-
Notifications
You must be signed in to change notification settings - Fork 26
HDP
The Hierarchical Dirichlet Process can be used to form a nonparametric topic model as discussed in Teh et al. 2005. TMA currently uses Chong Wang's HDP Implementation with some minor changes for compatibility.
# Input
- max iterations
- initial number of topics
- sample hyperparameters
- gamma shape
- gamma scale
- alpha shape
- alpha scale
- topic Dirichlet parameter
- perform split merge
# max iterations
The maximum number of Gibbs sampling iterations.
# initial number of topics
The initial number of topics to use for the HDP model -- set to 0 in order to use no prior information.
# sample hyperparameters
Sample the first and second level concentration parameters -- see Escobar and West, 1995 (p.285) for sampling technique.
# gamma shape
The Gamma shape parameter used for drawing the first-level concentration parameter.
# gamma scale
The Gamma scale parameter used for drawing the first-level concentration parameter.
# alpha shape
The Gamma shape parameter used for drawing the second-level concentration parameter.
# alpha scale
The Gamma scale parameter used for drawing the second-level concentration parameter.

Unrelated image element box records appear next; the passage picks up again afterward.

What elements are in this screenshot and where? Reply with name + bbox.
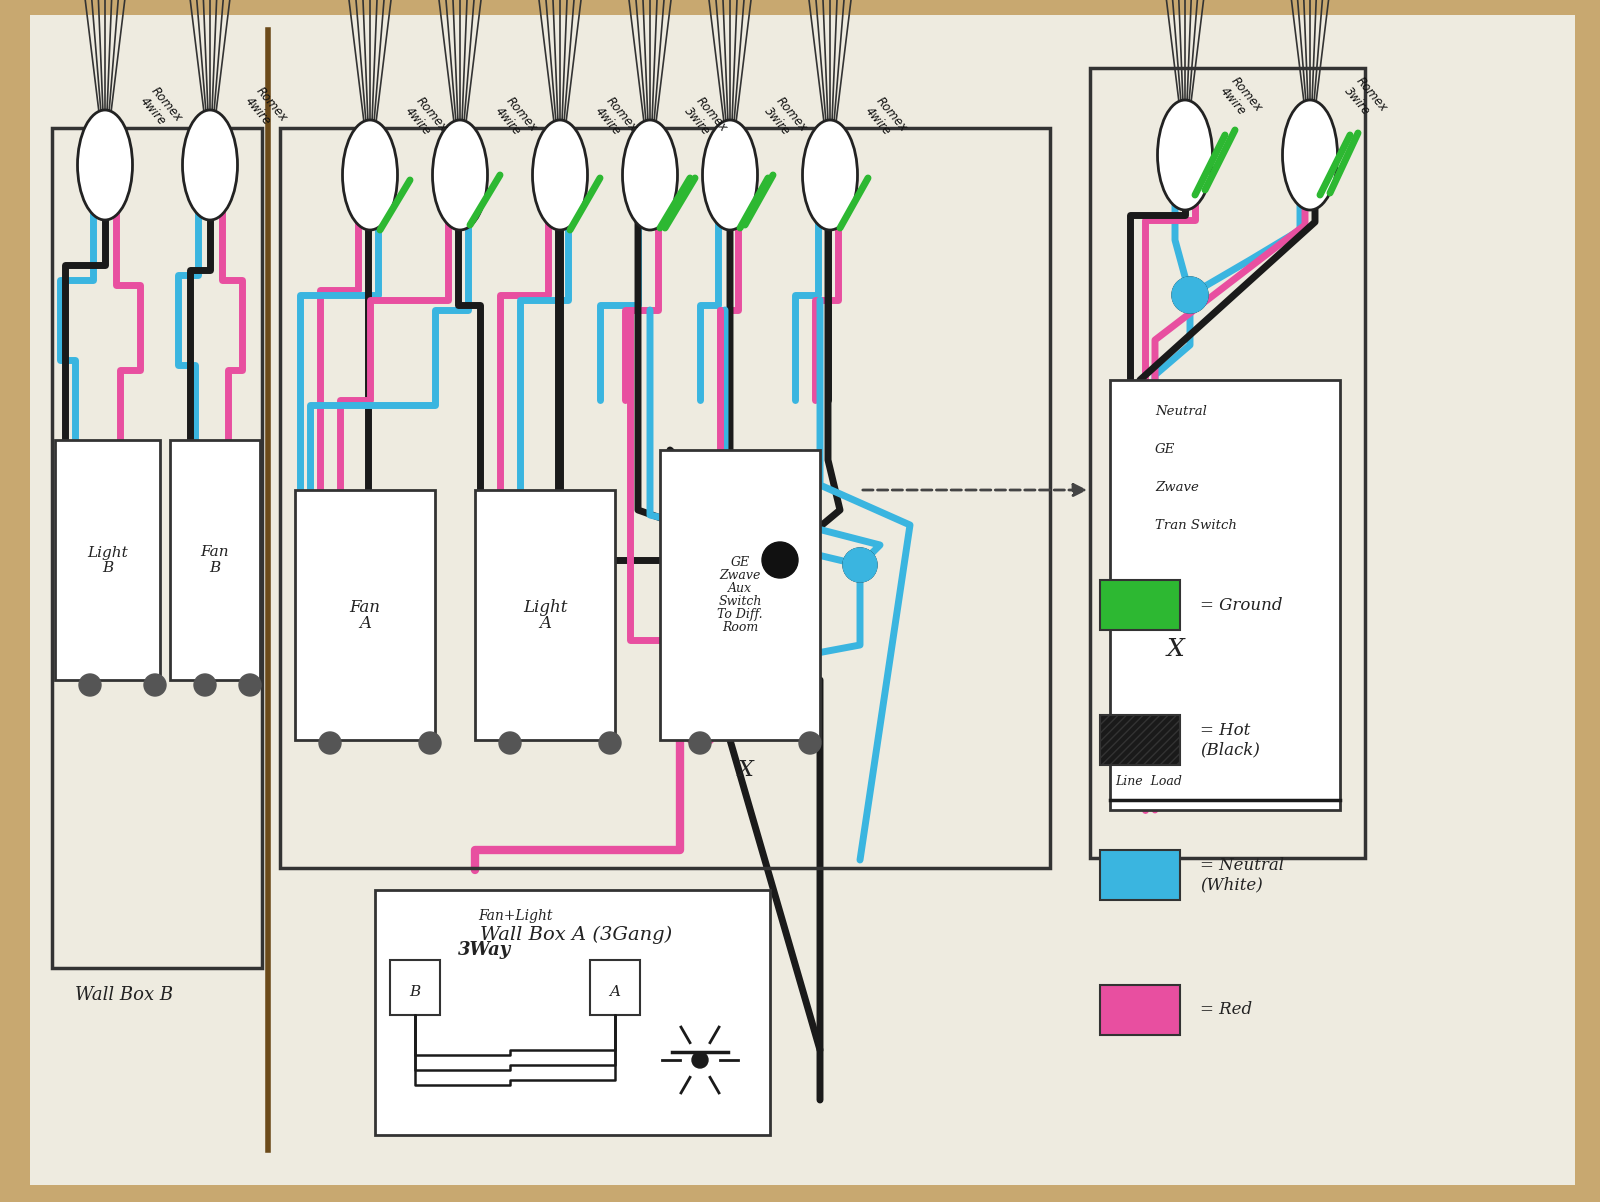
Text: GE: GE bbox=[731, 557, 749, 569]
Bar bbox=[661, 450, 819, 740]
Circle shape bbox=[1174, 280, 1205, 310]
Bar bbox=[1101, 984, 1181, 1035]
Text: B: B bbox=[102, 560, 114, 575]
Ellipse shape bbox=[342, 120, 397, 230]
Text: Romex
4wire: Romex 4wire bbox=[493, 95, 539, 144]
Circle shape bbox=[798, 732, 821, 754]
Circle shape bbox=[845, 551, 875, 581]
Circle shape bbox=[598, 732, 621, 754]
Text: Tran Switch: Tran Switch bbox=[1155, 519, 1237, 532]
Text: = Red: = Red bbox=[1200, 1001, 1253, 1018]
Text: B: B bbox=[210, 560, 221, 575]
Circle shape bbox=[144, 674, 166, 696]
Bar bbox=[170, 440, 259, 680]
Text: Aux: Aux bbox=[728, 582, 752, 595]
Ellipse shape bbox=[533, 120, 587, 230]
Text: X: X bbox=[1166, 638, 1184, 661]
Circle shape bbox=[690, 732, 710, 754]
Text: Zwave: Zwave bbox=[720, 569, 760, 582]
Text: Switch: Switch bbox=[718, 595, 762, 608]
Bar bbox=[390, 960, 440, 1014]
Bar bbox=[1110, 380, 1341, 810]
Text: Romex
4wire: Romex 4wire bbox=[1218, 75, 1266, 125]
Text: Romex
4wire: Romex 4wire bbox=[592, 95, 640, 144]
Ellipse shape bbox=[622, 120, 677, 230]
Text: Light: Light bbox=[86, 546, 128, 559]
Circle shape bbox=[194, 674, 216, 696]
Text: Romex
4wire: Romex 4wire bbox=[862, 95, 910, 144]
Bar bbox=[294, 490, 435, 740]
Bar bbox=[1101, 850, 1181, 900]
Circle shape bbox=[238, 674, 261, 696]
Text: Line  Load: Line Load bbox=[1115, 775, 1182, 789]
Circle shape bbox=[691, 1052, 707, 1069]
Bar bbox=[475, 490, 614, 740]
Text: Romex
4wire: Romex 4wire bbox=[138, 85, 186, 135]
Ellipse shape bbox=[702, 120, 757, 230]
Ellipse shape bbox=[77, 111, 133, 220]
Text: Neutral: Neutral bbox=[1155, 405, 1206, 418]
Circle shape bbox=[843, 548, 877, 582]
Text: Romex
4wire: Romex 4wire bbox=[402, 95, 450, 144]
Circle shape bbox=[78, 674, 101, 696]
Bar bbox=[54, 440, 160, 680]
Text: Romex
3wire: Romex 3wire bbox=[682, 95, 730, 144]
Bar bbox=[51, 127, 262, 968]
Ellipse shape bbox=[1157, 100, 1213, 210]
Text: Wall Box B: Wall Box B bbox=[75, 986, 173, 1004]
Circle shape bbox=[1171, 276, 1208, 313]
Circle shape bbox=[762, 542, 798, 578]
Text: X: X bbox=[738, 758, 754, 781]
Ellipse shape bbox=[1283, 100, 1338, 210]
Ellipse shape bbox=[432, 120, 488, 230]
Text: A: A bbox=[539, 614, 550, 631]
Text: Fan: Fan bbox=[200, 546, 229, 559]
Text: = Ground: = Ground bbox=[1200, 596, 1283, 613]
Text: Zwave: Zwave bbox=[1155, 481, 1198, 494]
Ellipse shape bbox=[182, 111, 237, 220]
Bar bbox=[1101, 581, 1181, 630]
Text: Light: Light bbox=[523, 599, 566, 615]
Text: To Diff.: To Diff. bbox=[717, 608, 763, 621]
Text: A: A bbox=[610, 984, 621, 999]
Text: B: B bbox=[410, 984, 421, 999]
Bar bbox=[590, 960, 640, 1014]
Text: Romex
3wire: Romex 3wire bbox=[762, 95, 810, 144]
Text: Fan+Light: Fan+Light bbox=[478, 909, 552, 923]
Bar bbox=[1101, 715, 1181, 764]
Ellipse shape bbox=[803, 120, 858, 230]
Circle shape bbox=[1171, 276, 1208, 313]
Circle shape bbox=[499, 732, 522, 754]
Text: Romex
4wire: Romex 4wire bbox=[242, 85, 290, 135]
Text: = Hot
(Black): = Hot (Black) bbox=[1200, 721, 1259, 758]
Circle shape bbox=[843, 548, 877, 582]
Text: Fan: Fan bbox=[349, 599, 381, 615]
Text: A: A bbox=[358, 614, 371, 631]
Text: Wall Box A (3Gang): Wall Box A (3Gang) bbox=[480, 926, 672, 944]
Text: Romex
3wire: Romex 3wire bbox=[1342, 75, 1390, 125]
Bar bbox=[1090, 69, 1365, 858]
Circle shape bbox=[318, 732, 341, 754]
Bar bbox=[374, 889, 770, 1135]
Bar bbox=[280, 127, 1050, 868]
Text: Room: Room bbox=[722, 621, 758, 633]
Text: GE: GE bbox=[1155, 444, 1176, 456]
Text: = Neutral
(White): = Neutral (White) bbox=[1200, 857, 1285, 893]
Text: 3Way: 3Way bbox=[458, 941, 512, 959]
Circle shape bbox=[419, 732, 442, 754]
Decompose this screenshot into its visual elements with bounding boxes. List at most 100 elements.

# topic Dirichlet parameter
The topic Dirichlet parameter is the concentration parameter used for the topic draws, i.e. ( \phi_i \sim \mbox{Dir}(\eta * \mathbf{v})) where (\phi_i) is topic i, (\eta) is the topic Dirichlet parameter, and v is the vocabulary vector.
# perform split merge
Use split-merge MCMC as described in A Split-Merge MCMC Algorithm for the Hierarchical Dirichlet Process (2012).
# Output
The TMA output is described in TMA Pages. The output from the Wang' HDP code is described below:
# mode
The mode.bin file contains a binary representation of the HDP model at the mode of the model's likelihood. This binary file can be used for inference on new data.
# mode-word-assignments
The mode-word-assignments.dat file contains the topic assignment of each word in the format: d w z t d: document id w: word id z: topic index t: table index
# mode-topics
A K x W file (topics x vocabulary) with word counts for each topic from the mode HDP model.
# state
Information to monitor the MCMC, e.g. model likelihood.
# Relationships
The data relationships determined by HDP are described generally in Data Relationships. The two necessary components of these relationship calculations are a document x topics probability matrix and a topics x terms probability matrix.
#### document-topic Each entry (i,j) of the document x topic probability matrix is the normalized number of terms of topic j in document i as obtained from topic index of the mode-word-assignments.dat output file.
#### topic-term Each entry (i,j) of the topic x term probability matrix is the normalized number of times that term j was assigned to topic i as obtained from the mode-topics.dat output file.
# Perplexity
WARNING: The perplexity calculations have not been fully vetted yet -- do not rely on these calculations until this warning is removed.
Determining the held-out test perplexity is described generally in Perplexity. For the HDP, we determine the held-out perplexity by evaluating the held-out data likelihood via test mode with Wang's HDP code [TODO expand this section with more detail].